Threats to the region’s energy security caused by Russia discussed with Nordic lawmakers


2017 08 24


The situation of energy security in the Baltic Sea region was discussed at the meeting between Minister of Energy Žygimantas Vaičiūnas and members of Nordic parliaments. The meeting mainly focused on the threats caused by unsafe Astravets Nuclear Power Plant (NPP), which is being built in Belarus, and the Nord Stream 2 project implemented by Russia.

The Minister noted that the Nord Stream 2 gas pipeline, planned to be laid at the bottom of the Baltic Sea, basically contradicts the goals of the European Union (EU) energy policy. If the project is implemented, it will weaken rather than strengthen EU energy security and increase dependence on Russia.

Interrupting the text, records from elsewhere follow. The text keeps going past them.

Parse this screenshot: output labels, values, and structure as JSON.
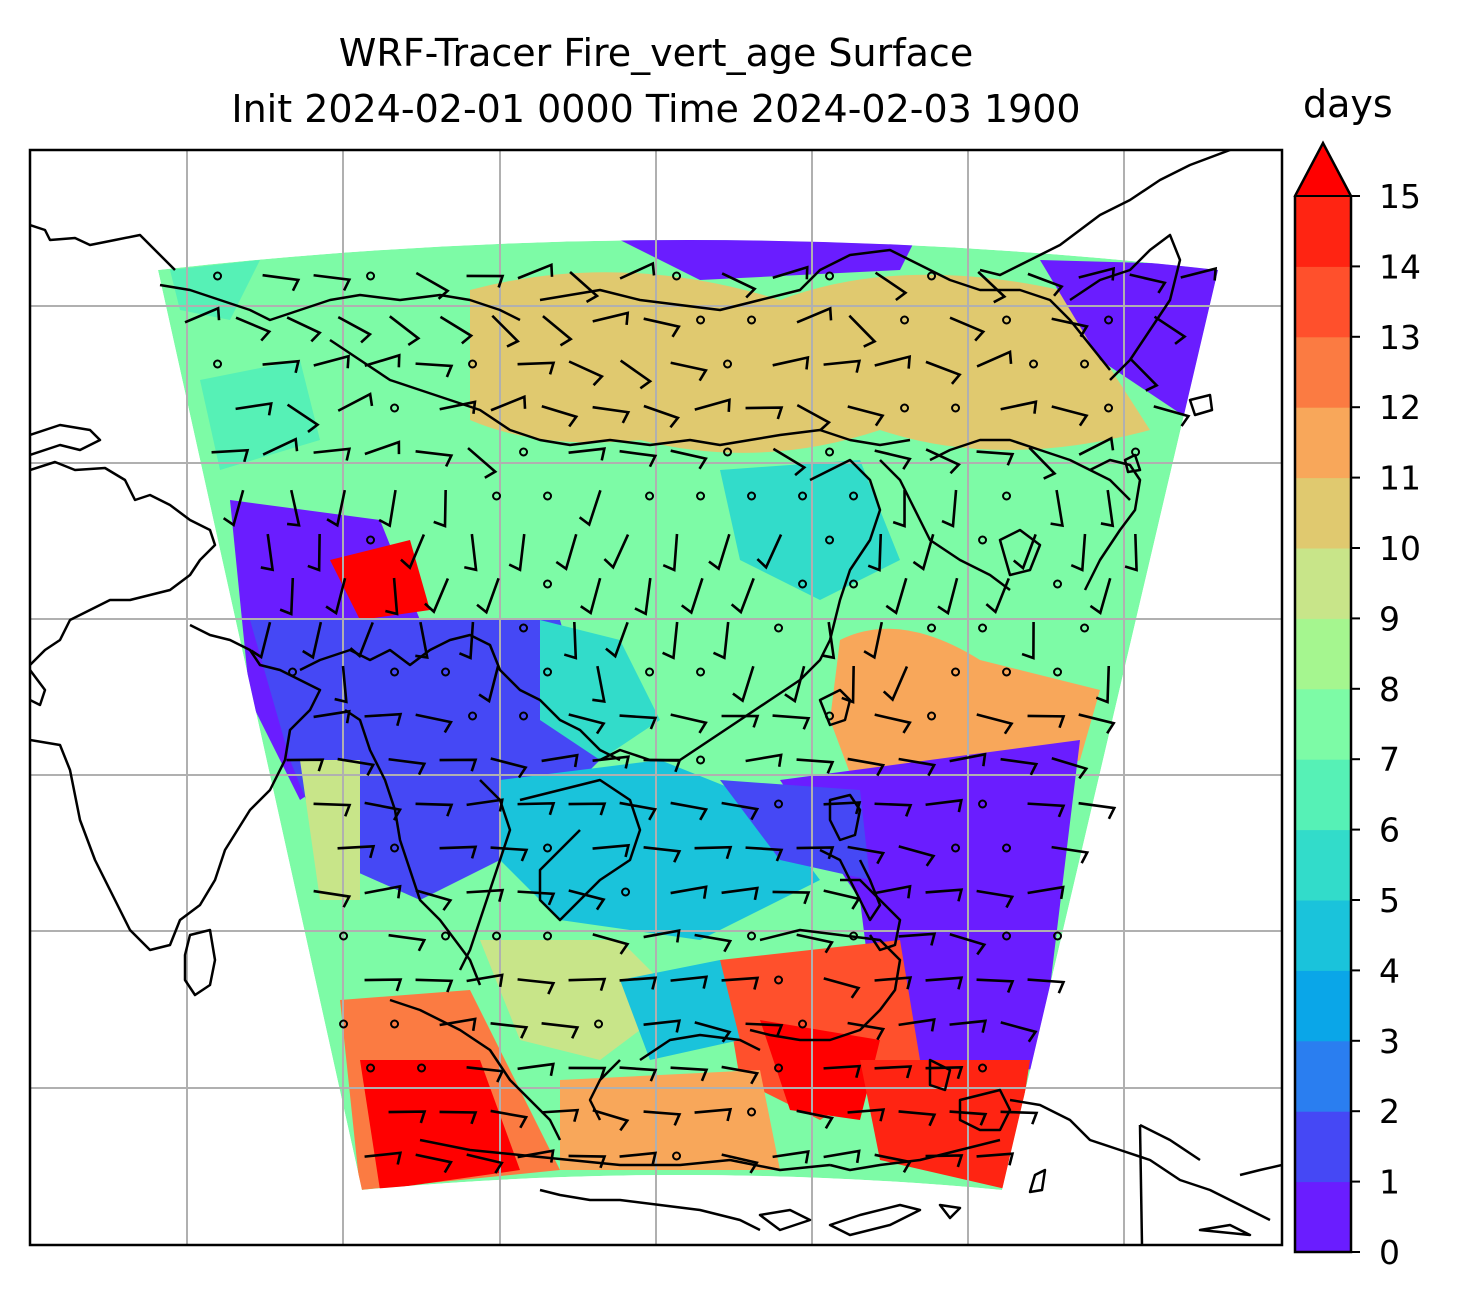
{
  "title_line1": "WRF-Tracer Fire_vert_age Surface",
  "title_line2": "Init 2024-02-01 0000 Time 2024-02-03 1900",
  "colorbar": {
    "units": "days",
    "min": 0,
    "max": 15,
    "extend": "max",
    "ticks": [
      "0",
      "1",
      "2",
      "3",
      "4",
      "5",
      "6",
      "7",
      "8",
      "9",
      "10",
      "11",
      "12",
      "13",
      "14",
      "15"
    ],
    "colors": [
      "#6a1dff",
      "#4548f5",
      "#2a7ef0",
      "#0aa6e8",
      "#1ac3db",
      "#32dcca",
      "#56f1b6",
      "#7dfba6",
      "#a5f68f",
      "#c8e589",
      "#e0c96f",
      "#f8a75a",
      "#fb7b42",
      "#ff502c",
      "#ff2412",
      "#ff0000"
    ],
    "over_color": "#ff0000"
  },
  "map": {
    "gridlines": true,
    "grid_color": "#b0b0b0",
    "coastline_color": "#000000",
    "wind_barbs": true
  }
}
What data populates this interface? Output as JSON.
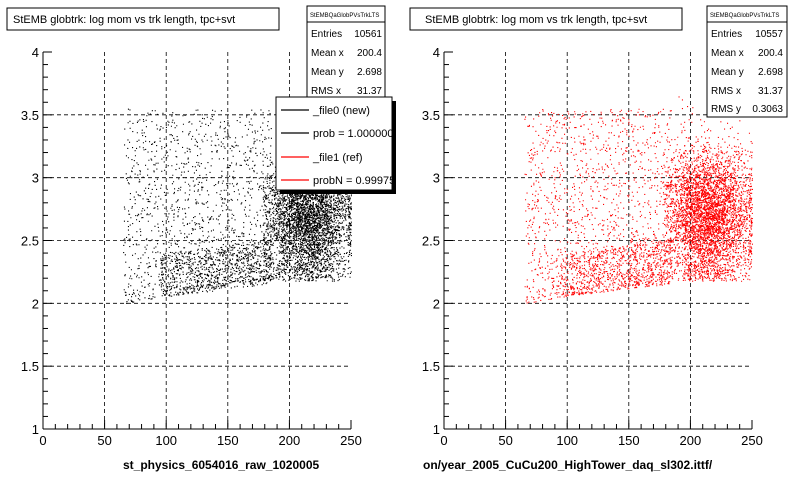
{
  "chart_data": [
    {
      "type": "scatter",
      "title": "StEMB globtrk: log mom vs trk length, tpc+svt",
      "xlabel": "st_physics_6054016_raw_1020005",
      "xlim": [
        0,
        250
      ],
      "ylim": [
        1,
        4
      ],
      "xticks": [
        "0",
        "50",
        "100",
        "150",
        "200",
        "250"
      ],
      "yticks": [
        "1",
        "1.5",
        "2",
        "2.5",
        "3",
        "3.5",
        "4"
      ],
      "grid": true,
      "point_color": "#000000",
      "stats": {
        "name": "StEMBQaGlobPVsTrkLTS",
        "rows": [
          {
            "label": "Entries",
            "value": "10561"
          },
          {
            "label": "Mean x",
            "value": "200.4"
          },
          {
            "label": "Mean y",
            "value": "2.698"
          },
          {
            "label": "RMS x",
            "value": "31.37"
          }
        ]
      },
      "legend": {
        "placement": "top-right",
        "entries": [
          {
            "label": "_file0 (new)",
            "color": "#000000"
          },
          {
            "label": "prob = 1.000000",
            "color": "#000000"
          },
          {
            "label": "_file1 (ref)",
            "color": "#ff0000"
          },
          {
            "label": "probN = 0.99975",
            "color": "#ff0000"
          }
        ]
      }
    },
    {
      "type": "scatter",
      "title": "StEMB globtrk: log mom vs trk length, tpc+svt",
      "xlabel": "on/year_2005_CuCu200_HighTower_daq_sl302.ittf/",
      "xlim": [
        0,
        250
      ],
      "ylim": [
        1,
        4
      ],
      "xticks": [
        "0",
        "50",
        "100",
        "150",
        "200",
        "250"
      ],
      "yticks": [
        "1",
        "1.5",
        "2",
        "2.5",
        "3",
        "3.5",
        "4"
      ],
      "grid": true,
      "point_color": "#ff0000",
      "stats": {
        "name": "StEMBQaGlobPVsTrkLTS",
        "rows": [
          {
            "label": "Entries",
            "value": "10557"
          },
          {
            "label": "Mean x",
            "value": "200.4"
          },
          {
            "label": "Mean y",
            "value": "2.698"
          },
          {
            "label": "RMS x",
            "value": "31.37"
          },
          {
            "label": "RMS y",
            "value": "0.3063"
          }
        ]
      }
    }
  ]
}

Lithuania seeks substantial evaluation of the necessity of another gas pipeline from Russia to Europe. Furthermore, Lithuania considers that Russia’s obligations to retain gas transit through Ukraine must be explicitly set out. 

“We cannot close our eyes before Russia’s attempts to consolidate its geopolitical influence through energy projects such as Astravets NPP or the Nord Stream 2 gas pipeline. Lithuania has experienced what it means to be Russia’s hostage over energy means, and thus we want to warn the entire region,” said Minister Žygimantas Vaičiūnas. 

The Minister told Nordic lawmakers about the threats of Astravets NPP, built with Russia’s money and technology, not only to Lithuania, but also to the entire region. The threats caused by Astravets NPP are related not only to non-compliance with the international nuclear safety and environmental requirements, but also to the incidents that often occur during its construction. It was also noted that after this cheap and “unsafe” electricity generated in Astravets NPP gets into the EU, it would have a competitive advantage in respect of “safe” electricity produced in the EU. Therefore, Lithuania aims to bring together the countries of the region in order to guarantee that competitive conditions are not distorted. 

Parliamentarians were also acquainted with the LNG Terminal, successfully operating in Klaipėda. According to the Minister, the terminal which put an end to Lithuania’s energy isolation and forced Gazprom to operate under market conditions rather than dictate prices will provide new opportunities to the entire Baltic Sea region. After the regional gas market is created, a bigger number of states in the region will be able to take advantage of opportunities offered by the dynamic and flexible LNG market.  

The project of strengthening Baltic energy security – disconnecting from Russia operated power system and connecting to the grids of continental Europe – was also discussed at the meeting. Baltic states are the only EU states that so far belong to the Eastern, not Western, power system controlled by Russia. Lithuania seeks to implement the project of synchronisation with Europe as soon as possible, i.e. by 2025, without endangering energy security of the Baltic states.